Ultimo aggiornamento: 13:07

Malgrado il No di 600 ex capi e dirigenti di Idf e Servizi, oggi Israele dovrebbe approvare un piano per occupare vaste aree della Striscia di Gaza, con lo sfollamento di circa un milione di palestinesi, cercando di scoraggiare ogni ritorsione di Hamas contro gli ostaggi. La convocazione del gabinetto di sicurezza da parte di Netanyahu è prevista per le 18 ora locale, le 17 in Italia. Secondo diversi media israeliani – tra cui Ynet e l’emittente pubblica Kan – la campagna militare dovrebbe durare tra 4 o 5 mesi e coinvolgere quattro o cinque divisioni dell’Idf. Il piano eluderebbe gli avvertimenti di alti ufficiali militari sui rischi per gli ostaggi detenuti. Il capo di stato maggiore Eyal Zamir ha già informato nei giorni scorsi il gabinetto, sulle difficoltà di un’operazione di conquista dell’enclave: “Ci vorrebbero anni”, ha dichiarato. Lo scopo dell’occupazione sarebbe distruggere ciò che resta di Hamas per ottenere la liberazione di 50 ostaggi ancora detenuti, circa 20 ancora vivi, dopo il fallimento dei recenti colloqui per un accordo.
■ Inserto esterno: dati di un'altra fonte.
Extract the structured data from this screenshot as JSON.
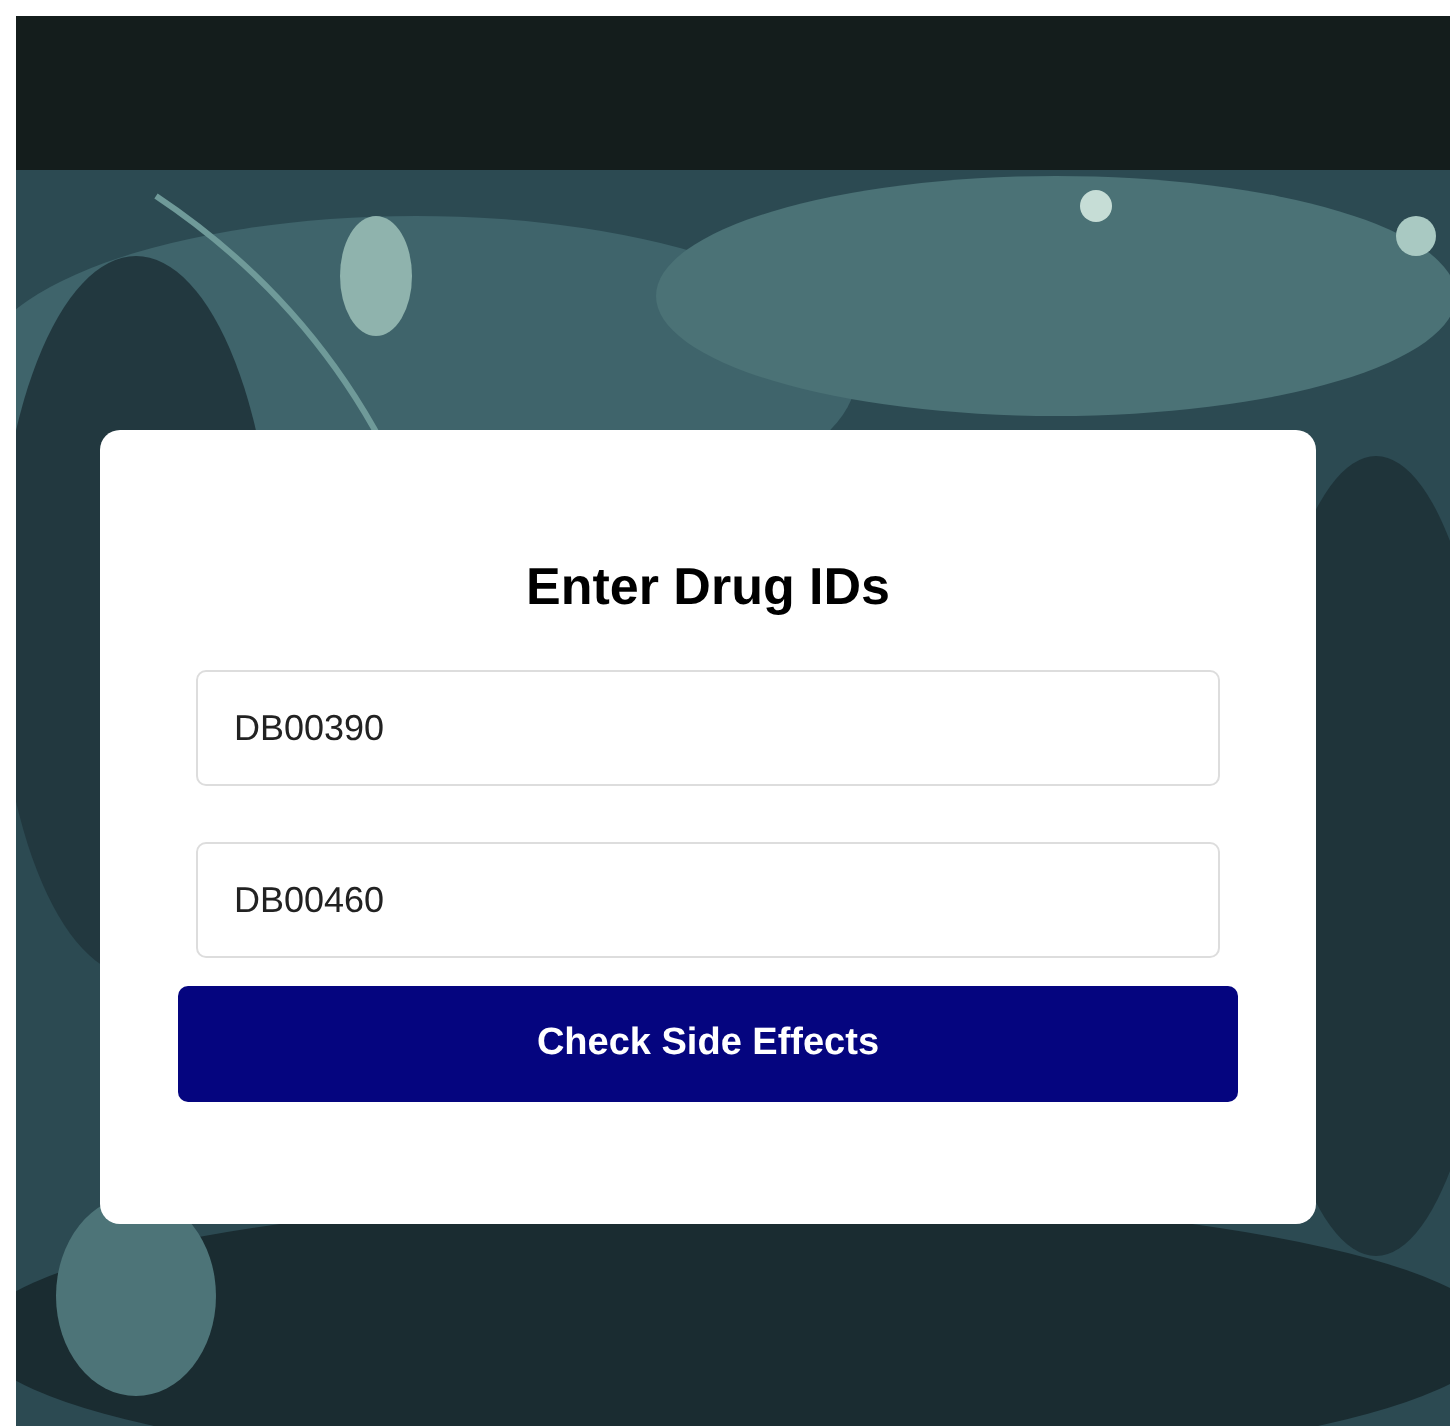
{
  "form": {
    "title": "Enter Drug IDs",
    "fields": [
      {
        "value": "DB00390"
      },
      {
        "value": "DB00460"
      }
    ],
    "button": "Check Side Effects"
  }
}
La prima fase: evacuazione a Gaza city e infrastrutture per gli sfollati – Secondo Channel 12 news, il piano si dividerebbe in due fasi. Nella prima, Israele lancerebbe l’avviso di evacuazione ai residenti di Gaza City (circa 1 milione di persone): durerà diverse settimane, il tempo necessario per costruire spedali e campi per gli sfollati nella zona centrale di Gaza. Nella seconda fase il via all’offensiva militare, con l’annuncio di Donald Trump del potenziamento degli aiuti umanitari in coordinamento con Israele. Un piano alternativo sul tavolo, secondo l’emittente Kan, sarebbe quello di circondare Gaza City e il centro di Gaza, bloccare gli aiuti a quelle aree e lanciare raid mirati, piuttosto che una conquista completa.